In a fascinating essay, Simon lays out the political and social argument at the heart of The Wire and talks about its place in a TV world where a happy ending is all. Even on the formula-breaking Homicide, itself inspired by a David Simon book, the rules of TV drama were enforced. Simon tells a story about Homicide's executive producer Tom Fontana:
"...when Tommy wanted to write three successive episodes in which a violent narcotics dealer escaped all punishment, he was told he could do so only if detectives shot and killed the bad guy at the end of a fourth episode. Good, one. Evil, nothing. Cut to commercial."
There's a great essay from novelist Laura Lippman, Simon's wife, about the women of The Wire, another from author and historian Anthony Walton about the social significance of the show and one from Alvarez, whose father and grandfather worked the docks, about the realities behind season two.
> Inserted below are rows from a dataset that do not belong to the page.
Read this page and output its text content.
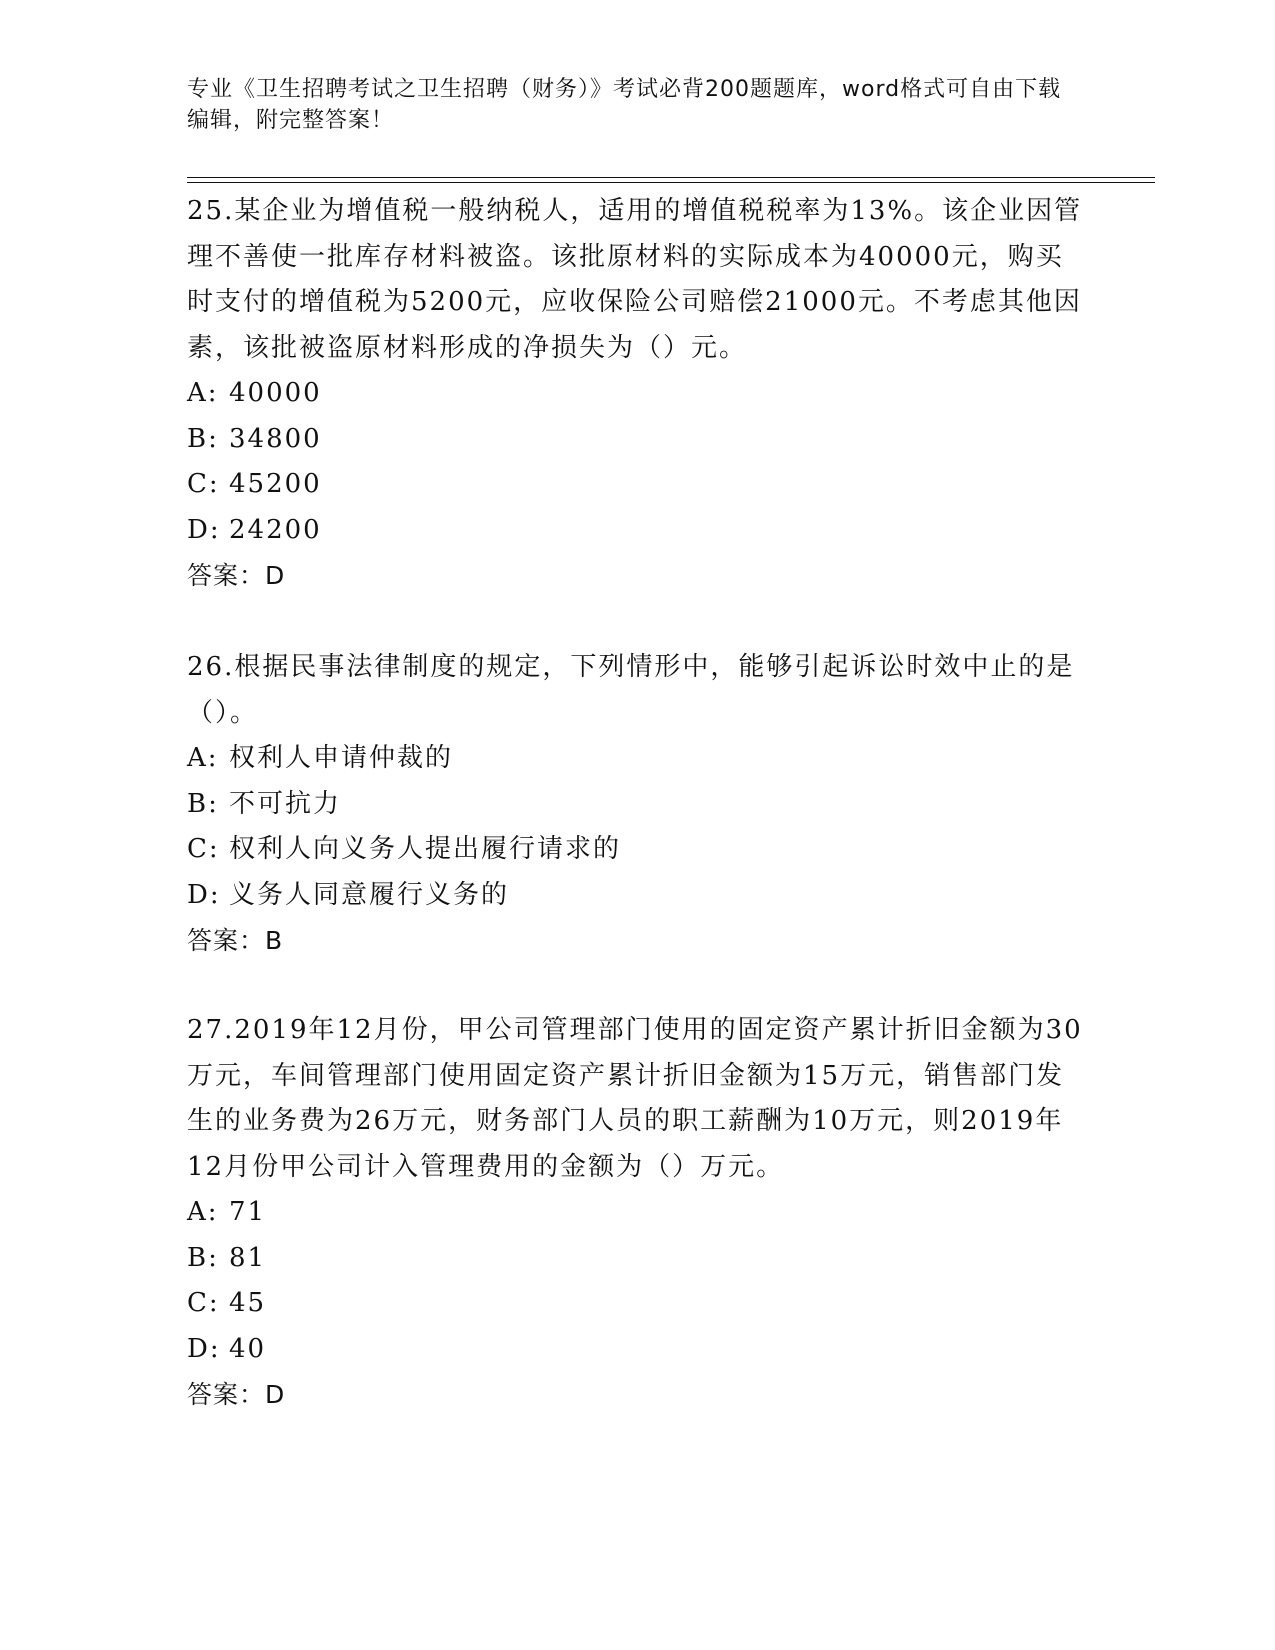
专业《卫生招聘考试之卫生招聘（财务）》考试必背200题题库，word格式可自由下载编辑，附完整答案！

25.某企业为增值税一般纳税人，适用的增值税税率为13%。该企业因管理不善使一批库存材料被盗。该批原材料的实际成本为40000元，购买时支付的增值税为5200元，应收保险公司赔偿21000元。不考虑其他因素，该批被盗原材料形成的净损失为（）元。

A: 40000
B: 34800
C: 45200
D: 24200
答案：D

26.根据民事法律制度的规定，下列情形中，能够引起诉讼时效中止的是（）。

A: 权利人申请仲裁的
B: 不可抗力
C: 权利人向义务人提出履行请求的
D: 义务人同意履行义务的
答案：B

27.2019年12月份，甲公司管理部门使用的固定资产累计折旧金额为30万元，车间管理部门使用固定资产累计折旧金额为15万元，销售部门发生的业务费为26万元，财务部门人员的职工薪酬为10万元，则2019年12月份甲公司计入管理费用的金额为（）万元。

A: 71
B: 81
C: 45
D: 40
答案：D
It's while exploring the real stories behind the show that the book excels. We learn that the first series was based on a real investigation carried out in the 1980s by Ed Burns, the show's co-creator. The book introduces us to the real Bubbles (who really did tip the police to the identity of drug dealers by pretending to sell them hats), the real Bunk and figures from the drugs trade such as Bodie Barksdale, Proposition Joe Johnson, Stringer Reed and Roland Bell whose names were borrowed for characters in The Wire.
It's a decent book, though The Wire deserves a better one. Perhaps it will get written once the fifth and final series concludes next year. In the meantime, this is still a must-read for fans.